Envirotech President Winchester Lemen said the recycling plant in Las Piñas is only the second of its kind nationwide. The first is Envirotech’s plant which has been in operation since 2010.

A recycling plant would cost  P5 million to P8 million to build, Lemen said.

The Las Piñas plant can produce around 1,000 armchairs a month. About 24 kilos of mixed “soft plastics”—such as those used as food wrappers—are needed to make a chair, which can be fashioned to look like wooden pieces and comes with replaceable parts.

Contaminants found in the raw materials are removed in the process, Lemen said, noting that tests conducted on Envirotech armchairs had shown low levels of lead (42 parts per million) and no traces of mercury.

Lemen, a mechanical engineer, said Envirotech had also produced benches, desks and other types of furniture from the same raw materials.
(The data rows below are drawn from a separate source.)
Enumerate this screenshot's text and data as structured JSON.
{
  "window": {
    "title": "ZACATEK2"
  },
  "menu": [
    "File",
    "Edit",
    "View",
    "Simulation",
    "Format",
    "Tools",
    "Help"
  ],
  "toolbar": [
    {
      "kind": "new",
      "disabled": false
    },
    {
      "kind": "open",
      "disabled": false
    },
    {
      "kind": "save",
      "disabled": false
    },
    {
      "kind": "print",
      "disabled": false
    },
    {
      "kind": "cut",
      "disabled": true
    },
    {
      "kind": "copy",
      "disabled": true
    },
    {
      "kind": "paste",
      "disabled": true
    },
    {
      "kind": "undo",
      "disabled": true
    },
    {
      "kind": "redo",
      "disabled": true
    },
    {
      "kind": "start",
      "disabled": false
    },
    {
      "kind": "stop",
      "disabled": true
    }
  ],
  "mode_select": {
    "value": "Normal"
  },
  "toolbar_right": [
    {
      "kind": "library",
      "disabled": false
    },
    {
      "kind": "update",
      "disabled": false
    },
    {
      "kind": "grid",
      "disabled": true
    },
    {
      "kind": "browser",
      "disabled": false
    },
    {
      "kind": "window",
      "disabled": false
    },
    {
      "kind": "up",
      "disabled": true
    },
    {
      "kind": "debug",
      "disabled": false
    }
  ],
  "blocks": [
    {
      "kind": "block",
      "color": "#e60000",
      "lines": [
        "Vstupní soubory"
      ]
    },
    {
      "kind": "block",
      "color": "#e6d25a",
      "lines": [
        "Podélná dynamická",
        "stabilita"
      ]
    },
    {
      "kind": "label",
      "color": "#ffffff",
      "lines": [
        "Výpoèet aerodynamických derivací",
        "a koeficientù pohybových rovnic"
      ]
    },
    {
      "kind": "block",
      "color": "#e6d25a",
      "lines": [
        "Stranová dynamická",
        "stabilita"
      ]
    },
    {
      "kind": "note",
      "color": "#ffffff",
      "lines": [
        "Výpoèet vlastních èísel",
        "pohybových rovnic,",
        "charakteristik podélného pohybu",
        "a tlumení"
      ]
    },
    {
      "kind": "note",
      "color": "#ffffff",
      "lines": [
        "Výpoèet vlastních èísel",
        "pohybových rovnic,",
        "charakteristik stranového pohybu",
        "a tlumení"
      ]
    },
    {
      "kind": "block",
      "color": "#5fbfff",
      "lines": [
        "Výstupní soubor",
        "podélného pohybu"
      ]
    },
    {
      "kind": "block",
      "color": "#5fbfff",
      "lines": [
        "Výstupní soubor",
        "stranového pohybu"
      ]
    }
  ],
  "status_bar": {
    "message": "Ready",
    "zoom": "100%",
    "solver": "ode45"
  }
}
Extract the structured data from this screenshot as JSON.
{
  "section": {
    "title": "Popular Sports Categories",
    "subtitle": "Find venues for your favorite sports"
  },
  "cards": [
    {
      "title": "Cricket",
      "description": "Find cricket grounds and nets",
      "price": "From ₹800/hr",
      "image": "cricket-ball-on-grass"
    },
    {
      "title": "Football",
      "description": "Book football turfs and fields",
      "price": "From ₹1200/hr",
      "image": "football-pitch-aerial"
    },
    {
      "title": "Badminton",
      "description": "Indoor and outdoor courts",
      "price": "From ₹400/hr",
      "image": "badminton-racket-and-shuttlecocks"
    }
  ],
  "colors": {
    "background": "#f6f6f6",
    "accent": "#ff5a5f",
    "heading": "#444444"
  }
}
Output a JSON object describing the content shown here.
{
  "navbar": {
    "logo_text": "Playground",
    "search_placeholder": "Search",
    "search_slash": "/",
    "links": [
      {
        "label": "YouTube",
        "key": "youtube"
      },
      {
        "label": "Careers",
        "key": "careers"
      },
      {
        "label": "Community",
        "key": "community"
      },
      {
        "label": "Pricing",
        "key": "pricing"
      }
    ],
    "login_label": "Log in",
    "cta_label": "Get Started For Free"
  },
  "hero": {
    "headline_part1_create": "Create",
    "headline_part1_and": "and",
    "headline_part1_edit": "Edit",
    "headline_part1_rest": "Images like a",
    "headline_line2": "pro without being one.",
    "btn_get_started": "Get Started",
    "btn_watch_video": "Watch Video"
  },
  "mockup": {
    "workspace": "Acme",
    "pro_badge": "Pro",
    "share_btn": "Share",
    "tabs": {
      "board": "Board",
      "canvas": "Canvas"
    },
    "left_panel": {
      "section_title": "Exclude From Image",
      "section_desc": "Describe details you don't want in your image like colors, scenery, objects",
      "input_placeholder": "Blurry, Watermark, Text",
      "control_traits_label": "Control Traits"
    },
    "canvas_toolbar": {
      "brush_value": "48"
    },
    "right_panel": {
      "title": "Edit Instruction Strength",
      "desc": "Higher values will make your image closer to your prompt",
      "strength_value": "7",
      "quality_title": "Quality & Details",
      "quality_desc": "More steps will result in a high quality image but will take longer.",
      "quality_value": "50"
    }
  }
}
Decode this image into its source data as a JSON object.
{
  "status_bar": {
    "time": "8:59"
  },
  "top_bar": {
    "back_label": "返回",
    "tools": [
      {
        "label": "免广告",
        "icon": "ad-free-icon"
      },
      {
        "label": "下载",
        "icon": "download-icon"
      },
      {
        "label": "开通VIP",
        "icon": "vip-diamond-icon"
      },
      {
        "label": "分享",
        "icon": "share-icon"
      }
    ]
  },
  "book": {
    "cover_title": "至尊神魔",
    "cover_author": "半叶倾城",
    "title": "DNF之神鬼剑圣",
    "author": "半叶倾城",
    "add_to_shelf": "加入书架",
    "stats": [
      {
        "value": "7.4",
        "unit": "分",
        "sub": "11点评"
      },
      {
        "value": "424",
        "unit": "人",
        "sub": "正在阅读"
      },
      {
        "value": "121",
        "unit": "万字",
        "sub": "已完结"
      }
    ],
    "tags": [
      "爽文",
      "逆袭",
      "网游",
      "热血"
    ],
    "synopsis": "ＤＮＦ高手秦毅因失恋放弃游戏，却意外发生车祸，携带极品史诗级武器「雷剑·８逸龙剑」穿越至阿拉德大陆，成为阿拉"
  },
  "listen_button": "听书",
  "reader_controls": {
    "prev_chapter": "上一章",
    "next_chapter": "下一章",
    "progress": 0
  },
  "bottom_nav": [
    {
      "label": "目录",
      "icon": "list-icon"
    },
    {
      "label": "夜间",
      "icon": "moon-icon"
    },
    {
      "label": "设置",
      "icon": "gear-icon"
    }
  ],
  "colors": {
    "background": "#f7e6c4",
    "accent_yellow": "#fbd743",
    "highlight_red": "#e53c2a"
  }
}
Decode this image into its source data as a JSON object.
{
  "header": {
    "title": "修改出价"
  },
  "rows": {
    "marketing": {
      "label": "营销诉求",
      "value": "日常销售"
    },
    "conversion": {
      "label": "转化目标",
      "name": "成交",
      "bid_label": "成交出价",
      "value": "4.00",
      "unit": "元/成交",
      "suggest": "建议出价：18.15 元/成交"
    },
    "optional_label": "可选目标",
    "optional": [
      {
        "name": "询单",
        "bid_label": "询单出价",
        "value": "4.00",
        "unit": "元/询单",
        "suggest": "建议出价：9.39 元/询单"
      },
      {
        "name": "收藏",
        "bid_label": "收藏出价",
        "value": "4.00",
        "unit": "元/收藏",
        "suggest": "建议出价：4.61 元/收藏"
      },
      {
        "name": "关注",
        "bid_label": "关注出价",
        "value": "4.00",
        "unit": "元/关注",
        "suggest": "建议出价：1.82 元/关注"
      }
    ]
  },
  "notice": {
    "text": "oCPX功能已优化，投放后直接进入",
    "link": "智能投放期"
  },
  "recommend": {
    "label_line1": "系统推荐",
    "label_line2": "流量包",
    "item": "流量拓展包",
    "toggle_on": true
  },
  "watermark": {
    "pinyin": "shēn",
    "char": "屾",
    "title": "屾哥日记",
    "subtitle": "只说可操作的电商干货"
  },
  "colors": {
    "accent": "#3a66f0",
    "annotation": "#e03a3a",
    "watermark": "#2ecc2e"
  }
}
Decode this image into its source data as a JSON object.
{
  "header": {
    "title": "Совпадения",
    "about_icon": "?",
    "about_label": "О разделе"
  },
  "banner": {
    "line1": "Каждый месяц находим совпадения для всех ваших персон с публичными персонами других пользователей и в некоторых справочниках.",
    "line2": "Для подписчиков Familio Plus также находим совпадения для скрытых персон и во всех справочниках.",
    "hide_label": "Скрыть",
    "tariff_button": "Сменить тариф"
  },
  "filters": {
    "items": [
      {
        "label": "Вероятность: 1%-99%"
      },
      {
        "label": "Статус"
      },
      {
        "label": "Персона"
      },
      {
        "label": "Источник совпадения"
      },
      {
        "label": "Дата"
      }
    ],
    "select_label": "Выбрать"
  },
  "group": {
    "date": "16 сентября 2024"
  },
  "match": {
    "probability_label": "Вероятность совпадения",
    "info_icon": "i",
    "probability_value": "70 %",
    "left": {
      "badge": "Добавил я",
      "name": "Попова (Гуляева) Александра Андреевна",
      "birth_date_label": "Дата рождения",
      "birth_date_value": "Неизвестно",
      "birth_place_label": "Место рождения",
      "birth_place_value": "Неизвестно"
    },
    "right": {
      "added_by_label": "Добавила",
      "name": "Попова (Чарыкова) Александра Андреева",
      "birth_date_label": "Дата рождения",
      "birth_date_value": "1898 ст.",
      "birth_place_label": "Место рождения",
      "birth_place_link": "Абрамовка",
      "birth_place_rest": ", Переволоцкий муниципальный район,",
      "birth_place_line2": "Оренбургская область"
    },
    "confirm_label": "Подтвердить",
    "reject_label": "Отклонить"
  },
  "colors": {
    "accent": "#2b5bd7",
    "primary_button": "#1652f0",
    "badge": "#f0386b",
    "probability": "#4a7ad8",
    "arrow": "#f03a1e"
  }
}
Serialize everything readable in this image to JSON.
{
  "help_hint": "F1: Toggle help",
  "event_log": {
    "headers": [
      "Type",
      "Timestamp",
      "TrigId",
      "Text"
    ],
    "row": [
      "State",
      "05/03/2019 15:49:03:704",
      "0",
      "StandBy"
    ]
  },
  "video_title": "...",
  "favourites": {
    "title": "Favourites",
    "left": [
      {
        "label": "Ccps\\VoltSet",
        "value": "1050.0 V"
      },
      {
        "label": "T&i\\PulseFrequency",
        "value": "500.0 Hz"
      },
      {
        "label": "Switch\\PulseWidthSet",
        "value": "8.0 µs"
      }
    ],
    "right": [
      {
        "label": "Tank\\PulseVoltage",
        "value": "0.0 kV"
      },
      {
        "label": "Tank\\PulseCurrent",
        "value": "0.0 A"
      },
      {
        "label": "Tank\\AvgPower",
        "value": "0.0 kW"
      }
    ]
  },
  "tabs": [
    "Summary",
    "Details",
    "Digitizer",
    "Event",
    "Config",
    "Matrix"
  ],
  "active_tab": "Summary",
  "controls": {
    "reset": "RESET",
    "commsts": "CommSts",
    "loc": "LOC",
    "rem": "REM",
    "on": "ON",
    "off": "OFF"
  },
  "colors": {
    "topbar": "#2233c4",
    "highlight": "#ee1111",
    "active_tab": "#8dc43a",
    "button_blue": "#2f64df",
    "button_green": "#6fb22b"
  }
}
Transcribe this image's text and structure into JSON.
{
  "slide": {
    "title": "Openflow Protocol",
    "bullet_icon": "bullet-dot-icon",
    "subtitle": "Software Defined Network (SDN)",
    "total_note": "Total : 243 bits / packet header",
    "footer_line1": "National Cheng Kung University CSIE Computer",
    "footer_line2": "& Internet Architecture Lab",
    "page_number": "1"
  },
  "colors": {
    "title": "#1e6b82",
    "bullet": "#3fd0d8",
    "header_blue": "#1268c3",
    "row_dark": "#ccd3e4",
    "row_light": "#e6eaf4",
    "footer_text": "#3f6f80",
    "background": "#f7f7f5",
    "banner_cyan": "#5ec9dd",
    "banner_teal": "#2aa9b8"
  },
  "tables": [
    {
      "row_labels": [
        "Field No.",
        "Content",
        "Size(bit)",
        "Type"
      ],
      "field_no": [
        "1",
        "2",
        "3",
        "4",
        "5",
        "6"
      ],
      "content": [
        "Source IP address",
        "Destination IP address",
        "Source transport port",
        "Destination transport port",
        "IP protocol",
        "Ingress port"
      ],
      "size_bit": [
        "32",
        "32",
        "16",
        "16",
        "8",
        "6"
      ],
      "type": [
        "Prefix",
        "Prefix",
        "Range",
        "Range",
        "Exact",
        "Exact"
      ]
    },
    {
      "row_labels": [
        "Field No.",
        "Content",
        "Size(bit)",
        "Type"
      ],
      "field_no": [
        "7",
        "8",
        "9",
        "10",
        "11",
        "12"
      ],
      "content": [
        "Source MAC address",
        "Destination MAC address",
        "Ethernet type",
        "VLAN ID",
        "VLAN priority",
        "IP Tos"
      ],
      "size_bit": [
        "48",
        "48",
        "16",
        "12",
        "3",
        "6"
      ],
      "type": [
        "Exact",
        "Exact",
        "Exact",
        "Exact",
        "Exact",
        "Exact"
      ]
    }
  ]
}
Plans are afoot to use the technology in producing building materials for low-cost housing units.

“In processing the unavoidable plastic wastes into something useful, like school chairs, we are not only cleaning and protecting the environment, but we are also providing livelihood to the poor, to the workers in the factory who are processing the wastes,” Villar said in a statement.

The Villar Foundation and the local community are in charge of collecting and segregating the plastic wastes, which are then shredded, washed, dried, melted and molded in the plant.